明らかな敵意
だいたい挨拶が終わり、パーティーも終盤に差し掛かってきたころ。1人の少女が挨拶に来た。
「……ご挨拶が遅くなりすみません。グランチェス公爵家のリアナ・グランチェスと申します。よろしくお願いします。」
リアナと名乗る彼女は、すみれ色の髪に紫紺のきりっとした瞳だった。
「よろしくお願いします、リアナ。」
「よろしくお願いします、リアナ様。」
挨拶をすると、セレスティアに対して、鋭い視線を送っていた。セレスティアに嫉妬している。こんなに敵意が感じられる令嬢はいなかった。どの令嬢も、密かに、だった。この人は、違う。頭のどこかで警笛が鳴り響いた。
「セレスティアは侯爵家なのよね。レオン様に不釣り合いじゃないかしら?」
「セレスティアは聖女だ。侮辱するな。」
リアナに牽制しつつ、セレスティアを少し後ろにさげる。悪役令嬢――。彼女のような人のことだ。この時、初めて実感した。
「侮辱なんてしていません、レオン様。セレスティアよりもっとレオン様にお似合いな方がいるでしょうに、と申しただけですよ。」
彼女の笑みは、完全にセレスティアを軽蔑したものだった。セレスティアを見ると、困ったように笑っている。
「セレスティア、行きましょう。」
「……はい、レオン様。」
リアナとの出会いは最悪だった。悪役令嬢――。莉亜はこんな人に憧れていたのか。腹が立った。莉亜にもリアナにも。莉亜は悪役令嬢なんかになれない。死ぬ間際まで、僕の心配をしてたから。この世界の悪役令嬢が莉亜だったら良かったのに。そうしたらセレスティアが傷つかずに済んだ。リアナは、救いようがない悪人――。人を傷つけてあんなにも楽しそうに笑っていられるのだから――。

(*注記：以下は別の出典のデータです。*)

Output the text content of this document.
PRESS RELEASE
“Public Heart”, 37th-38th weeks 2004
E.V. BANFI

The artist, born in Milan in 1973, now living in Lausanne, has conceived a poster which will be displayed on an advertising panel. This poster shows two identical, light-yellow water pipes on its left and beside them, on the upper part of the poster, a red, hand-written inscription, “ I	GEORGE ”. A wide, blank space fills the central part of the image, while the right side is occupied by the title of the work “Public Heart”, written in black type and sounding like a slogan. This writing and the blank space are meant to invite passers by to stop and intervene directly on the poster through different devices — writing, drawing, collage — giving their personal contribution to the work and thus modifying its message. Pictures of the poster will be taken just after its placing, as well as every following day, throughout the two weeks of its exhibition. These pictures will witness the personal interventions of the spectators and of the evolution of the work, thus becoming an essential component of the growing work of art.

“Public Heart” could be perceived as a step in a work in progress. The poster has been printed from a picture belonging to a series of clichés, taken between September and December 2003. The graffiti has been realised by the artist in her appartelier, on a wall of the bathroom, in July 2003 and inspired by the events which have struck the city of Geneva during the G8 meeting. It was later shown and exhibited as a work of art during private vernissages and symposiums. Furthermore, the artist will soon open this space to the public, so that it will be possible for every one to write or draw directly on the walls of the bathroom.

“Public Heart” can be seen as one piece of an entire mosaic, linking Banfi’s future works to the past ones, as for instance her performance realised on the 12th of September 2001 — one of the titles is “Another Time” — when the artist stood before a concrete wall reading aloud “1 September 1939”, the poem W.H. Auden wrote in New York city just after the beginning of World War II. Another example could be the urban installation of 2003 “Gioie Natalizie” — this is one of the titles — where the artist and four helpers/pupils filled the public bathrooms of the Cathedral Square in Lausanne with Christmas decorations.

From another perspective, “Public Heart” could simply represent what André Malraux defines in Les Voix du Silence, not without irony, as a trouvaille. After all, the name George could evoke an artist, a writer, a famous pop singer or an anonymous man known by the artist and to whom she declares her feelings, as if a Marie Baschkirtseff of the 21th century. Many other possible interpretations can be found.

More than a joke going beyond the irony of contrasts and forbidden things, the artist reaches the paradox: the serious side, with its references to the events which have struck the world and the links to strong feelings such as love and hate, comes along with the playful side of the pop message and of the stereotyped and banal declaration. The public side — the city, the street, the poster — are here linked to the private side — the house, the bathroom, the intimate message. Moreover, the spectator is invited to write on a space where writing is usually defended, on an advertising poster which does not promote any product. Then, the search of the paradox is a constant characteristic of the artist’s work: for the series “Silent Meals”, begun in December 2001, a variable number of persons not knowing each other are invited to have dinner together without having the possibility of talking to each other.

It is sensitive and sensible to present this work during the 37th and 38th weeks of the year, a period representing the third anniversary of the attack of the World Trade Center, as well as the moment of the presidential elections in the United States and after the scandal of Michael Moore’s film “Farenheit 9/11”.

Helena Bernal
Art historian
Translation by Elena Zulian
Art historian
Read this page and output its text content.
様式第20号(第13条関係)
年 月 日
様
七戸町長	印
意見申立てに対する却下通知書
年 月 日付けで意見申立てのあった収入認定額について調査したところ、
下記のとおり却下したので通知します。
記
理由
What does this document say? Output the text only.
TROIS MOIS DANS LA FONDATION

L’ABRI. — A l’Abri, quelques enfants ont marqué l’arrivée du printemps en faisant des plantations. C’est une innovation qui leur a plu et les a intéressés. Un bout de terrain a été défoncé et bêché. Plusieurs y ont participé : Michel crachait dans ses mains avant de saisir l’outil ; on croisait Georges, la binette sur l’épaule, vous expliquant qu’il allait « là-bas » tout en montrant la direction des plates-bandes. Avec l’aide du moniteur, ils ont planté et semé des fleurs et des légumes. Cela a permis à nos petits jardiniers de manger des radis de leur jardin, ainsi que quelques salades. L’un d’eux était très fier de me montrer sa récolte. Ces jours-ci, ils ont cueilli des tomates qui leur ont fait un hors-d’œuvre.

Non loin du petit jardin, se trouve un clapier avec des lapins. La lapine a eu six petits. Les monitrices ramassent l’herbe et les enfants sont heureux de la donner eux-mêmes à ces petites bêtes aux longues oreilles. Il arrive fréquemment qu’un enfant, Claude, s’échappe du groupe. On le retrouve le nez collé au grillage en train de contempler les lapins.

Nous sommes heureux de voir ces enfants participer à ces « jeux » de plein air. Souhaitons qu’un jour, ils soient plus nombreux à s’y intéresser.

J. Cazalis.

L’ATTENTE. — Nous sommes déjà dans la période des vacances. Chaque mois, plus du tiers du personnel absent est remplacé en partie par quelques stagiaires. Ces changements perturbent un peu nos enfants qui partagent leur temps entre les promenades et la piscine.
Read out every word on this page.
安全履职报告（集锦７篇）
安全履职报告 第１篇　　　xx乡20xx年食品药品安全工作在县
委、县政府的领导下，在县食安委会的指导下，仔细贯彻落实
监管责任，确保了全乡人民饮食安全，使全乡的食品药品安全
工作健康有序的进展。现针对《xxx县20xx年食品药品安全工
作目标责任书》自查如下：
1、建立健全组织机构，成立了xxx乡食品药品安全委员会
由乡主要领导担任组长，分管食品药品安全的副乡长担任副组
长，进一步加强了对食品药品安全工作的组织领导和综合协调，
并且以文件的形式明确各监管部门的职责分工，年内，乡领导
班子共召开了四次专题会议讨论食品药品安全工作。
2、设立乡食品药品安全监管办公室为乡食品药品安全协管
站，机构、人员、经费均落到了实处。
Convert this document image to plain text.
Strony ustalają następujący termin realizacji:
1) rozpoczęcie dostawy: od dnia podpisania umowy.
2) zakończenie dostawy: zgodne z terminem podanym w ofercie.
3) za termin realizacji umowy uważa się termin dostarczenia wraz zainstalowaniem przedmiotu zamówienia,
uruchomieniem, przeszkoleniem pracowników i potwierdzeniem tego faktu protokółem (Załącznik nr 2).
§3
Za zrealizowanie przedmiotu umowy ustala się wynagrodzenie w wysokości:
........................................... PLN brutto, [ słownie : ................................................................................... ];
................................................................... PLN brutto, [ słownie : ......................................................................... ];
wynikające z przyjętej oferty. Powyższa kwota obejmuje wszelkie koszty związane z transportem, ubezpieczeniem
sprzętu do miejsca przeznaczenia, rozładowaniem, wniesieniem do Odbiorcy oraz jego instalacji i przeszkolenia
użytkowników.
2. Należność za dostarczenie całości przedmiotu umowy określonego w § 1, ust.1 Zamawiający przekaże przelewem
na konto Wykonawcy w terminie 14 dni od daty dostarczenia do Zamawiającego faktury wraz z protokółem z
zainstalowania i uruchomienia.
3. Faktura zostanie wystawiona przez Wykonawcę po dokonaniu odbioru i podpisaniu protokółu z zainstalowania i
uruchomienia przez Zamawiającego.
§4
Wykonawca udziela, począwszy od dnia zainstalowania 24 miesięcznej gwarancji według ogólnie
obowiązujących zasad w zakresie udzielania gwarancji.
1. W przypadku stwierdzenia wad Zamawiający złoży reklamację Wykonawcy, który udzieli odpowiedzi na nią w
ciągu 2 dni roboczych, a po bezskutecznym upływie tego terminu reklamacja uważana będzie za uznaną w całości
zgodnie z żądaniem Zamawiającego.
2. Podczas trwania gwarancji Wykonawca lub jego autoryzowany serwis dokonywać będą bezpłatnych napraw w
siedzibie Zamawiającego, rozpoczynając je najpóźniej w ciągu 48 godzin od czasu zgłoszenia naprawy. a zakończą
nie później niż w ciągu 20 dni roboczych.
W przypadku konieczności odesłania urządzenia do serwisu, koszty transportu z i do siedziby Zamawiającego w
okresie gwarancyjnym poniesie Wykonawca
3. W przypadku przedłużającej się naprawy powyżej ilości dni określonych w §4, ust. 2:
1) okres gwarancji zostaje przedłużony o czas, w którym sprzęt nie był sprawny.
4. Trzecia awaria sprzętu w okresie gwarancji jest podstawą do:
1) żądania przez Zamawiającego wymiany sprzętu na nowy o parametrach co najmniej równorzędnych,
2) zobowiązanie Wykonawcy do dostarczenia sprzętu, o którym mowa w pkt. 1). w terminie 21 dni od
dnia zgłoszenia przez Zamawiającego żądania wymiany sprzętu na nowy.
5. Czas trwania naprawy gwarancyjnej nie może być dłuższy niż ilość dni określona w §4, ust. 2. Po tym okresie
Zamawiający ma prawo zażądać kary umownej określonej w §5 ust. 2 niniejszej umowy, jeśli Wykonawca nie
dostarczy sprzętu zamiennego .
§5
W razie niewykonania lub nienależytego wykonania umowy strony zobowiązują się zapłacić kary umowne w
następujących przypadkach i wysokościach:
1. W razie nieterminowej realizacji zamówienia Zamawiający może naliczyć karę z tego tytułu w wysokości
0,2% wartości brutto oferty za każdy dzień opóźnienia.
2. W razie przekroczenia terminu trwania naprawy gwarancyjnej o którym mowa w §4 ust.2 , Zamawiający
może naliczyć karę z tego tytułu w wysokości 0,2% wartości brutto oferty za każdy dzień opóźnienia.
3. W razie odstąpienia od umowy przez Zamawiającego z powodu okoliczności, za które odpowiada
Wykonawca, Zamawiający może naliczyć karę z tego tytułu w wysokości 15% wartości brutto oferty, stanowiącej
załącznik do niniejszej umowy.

この時の僕は、1度あっただけでリアナを悪人と決めつけていた。その裏に理由があるとも知らずに――。
「セレスティア、大丈夫か?」
少し離れたところで、彼女に声をかけた。さっきの笑顔があまりにも苦しそうだったから。
「……ええ、大丈夫です。こうなることは予想できてましたから……。」
「そんな……。ごめん、守れなくて。」
「いえ、レオン様の責任ではありません。」
そう言うセレスティアの顔は、とても辛そうで、大丈夫には見えなかった。
前世で、莉亜のことを救いきれなかった。そのことを、今でも引きずっているのかもしれない。また、守れなかった。そう思うと、胸の奥がずきりと傷んだ。セレスティアのことを守る。そう心の中で誓った。もう悲しませないように……。